Thermostable alanine dehydrogenase from thermophilic Bacillus sphaericus DSM 462

Abstract
Alanine dehydrogenase (L‐alanine:NAD+ oxidoreductase, deaminating) was simply purified to homogeneity from a thermophile, Bacillus sphaericus DSM 462, by ammonium sulfate fractionation. red‐Sepharose 4B chromatography and preparative slab gel electrophoresis. The enzyme had a molecular mass of about 230 kDa and consisted of six subunits with an identical molecular mass of 38 kDa. The enzyme was much more thermostable than that from a mesophile, B. sphaericus, and retained its full activity upon heating at 75 °C for at least 60 min and with incubation in pH 5.5–9.5 at 75 °C for 10 min.
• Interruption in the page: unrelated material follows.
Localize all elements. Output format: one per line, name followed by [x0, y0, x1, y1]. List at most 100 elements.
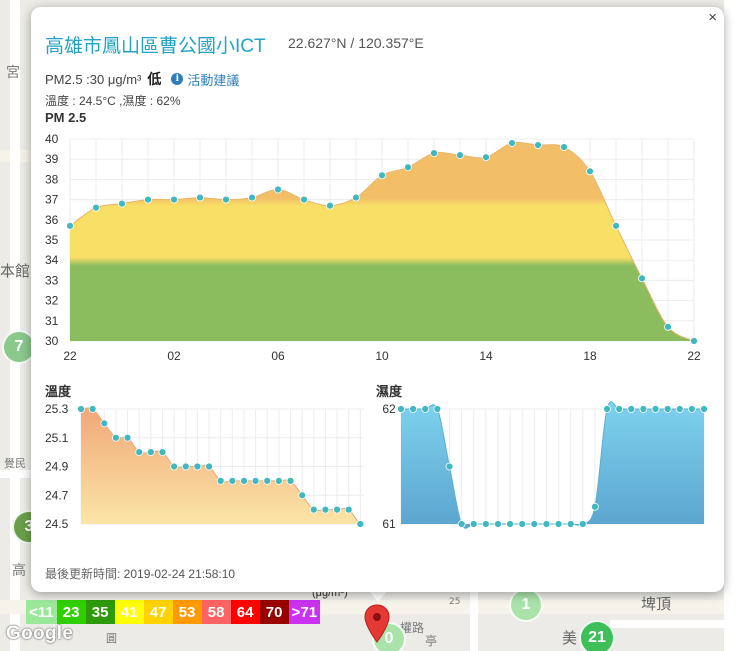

The enzyme can be stored without loss of its activity in a frozen state (– 20 °C, at pH 7.2) for over 5 months. The optimum pH for the L‐alanine deamination and pyruvate amination were around 10.5 and 8.2, respectively. The enzyme exclusively catalyzed the oxidative deamination of L‐alanine in the presence of NAD+, but showed low amino acceptor specificity; hydroxypyruvate, oxaloacetate, 2‐oxobutyrate and 3‐fluoropyruvate are also aminated as well as pyruvate in the presence of NADH and ammonia. Initial velocity and product inhibition studies showed that the reductive amination proceeded through a sequential mechanism containing partially random binding. NADH binds first to the enzyme, and then pyruvate and ammonia bind in a random fashion. The products are sequentially released from the enzyme in the order L‐alanine then NAD+. A dead‐end inhibition by the formation of an abortive ternary complex which consists of the enzyme, NAD+ and pyruyate was included in the reaction. A possible role of the dead‐end inhibition is to prevent the enzyme from functioning in the L‐alanine synthesis. The Michaelis constants for the substrates were as follows: NADH, 0.10 mM; pyruvate, 0.50 mM: ammonia. 38.0 mM; L‐alanine, 10.5 mM and NAD+, 0.26 mM.